The selection of fiber is a critical aspect of using SPME. The three SMPE fibers used in this study exhibited different performances. In general, the most polar fiber, PA, was found to be inefficient at collecting spiroacetals, ethyl isobutyrate and ethyl-2-methylbutanoate. PDMS was found to have better or at least the same performance as PMDS/DVB for collection of the more polar and volatile compounds except for ethyl isobutyrate and ethyl-2-methylbutanoate . The different concentration of analyte on the fiber may result from several factors including the chemical properties of the analyte, the equilibrium time64,65, the experimental conditions (temperature and humidity)66, and storage conditions67.Of these factors, only the properties of the analytes would have affected the outcomes in this study because the experiments were conducted in controlled environment rooms (25 ± 0.5 °C, 65 ± 5% RH), and used the same equilibrium time and storage conditions. The short chain esters are volatile but have polar surfaces that would require sorbent affinity with volatile and slightly polar properties. PDMS/DVB would be suitable for such applications, and this is consistent with our results. Because of the substantial differences amongst headspace compounds in collection efficiency on different SPME fibers, there is a particular need for care in both the selection of fibers and in the interpretation of analyzed samples.

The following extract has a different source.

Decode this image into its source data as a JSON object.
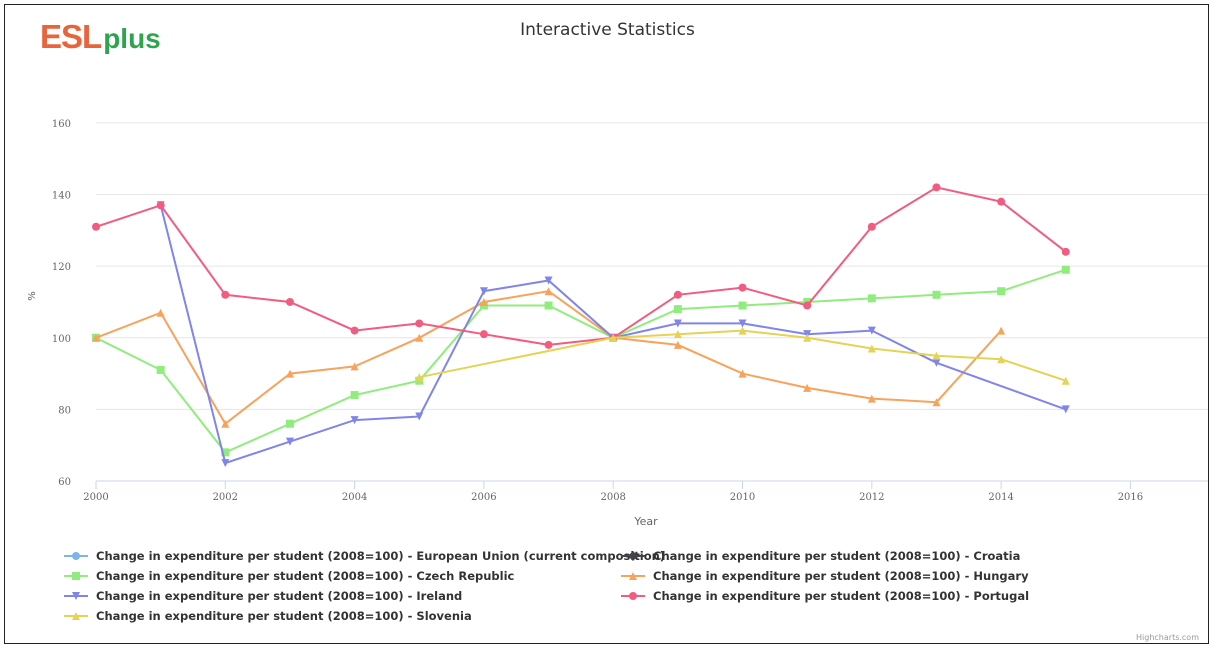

In dynamic headspace sampling, Porapak was found to be more effective for spiroacetals, while Tenax was more effective for esters and amides. Based on sorbent properties these results were anticipated. Sampling period and flow rate are also important factors. Tenax started to lose the six amides, diethyl succinate and all spiroacetals once air was passed through for 60 min (Fig. 4). Porapak showed similar capacity for N-(2-methylbutyl)isobutyramide, all spiroacetals and esters (except methyl laurate, ethyl myristoleate and ethyl palmitate/palmitoleate). Porapak showed greater capacity to retain the other five amides, methyl laurate, ethyl myristoleate and ethyl palmitate/palmitoleate after 60 min, whereas Tenax showed greater capacity to retain all the long chain esters after 60 min (Fig. 4).

Active and passive headspace sampling techniques each have advantages and disadvantages. Advantages of SPME include higher sensitivity, ease of handling, shorter adsorption time, no solvent peak in GC and easy sequential sampling. However, quantitation of analytes in many types of SPME matrices is a major challenge67,68,69. The other disadvantage is that the sample can be used only once67. While dynamic headspace sampling can have lower sensitivity, quantitation of analytes can be conveniently achieved as the calibration of a compound using an internal standard is easily achieved in liquid samples. Liquid samples can also be re-used, in their original form or after concentration or dilution if needed, and can also be used later for other assays (e.g. electrophysiological assays or bioassays)70. A disadvantage is that if samples contain highly volatile compounds, the solvent peak may mask these compounds in GC. Overall, dynamic headspace methods are more effective for quantitation, while SPME has some advantages for qualitative analysis.

In brief, each sampling technique may bias the interpretation of rectal gland contents or released volatile compositions. Therefore, it is important to consider differences that can be introduced by sampling techniques when interpreting volatiles of tephritid fruit flies, and especially when comparing studies that have used different techniques. There are advantages and disadvantages for each method, and it may often be useful to employ more than one method to ensure comprehensive sample collection and analysis.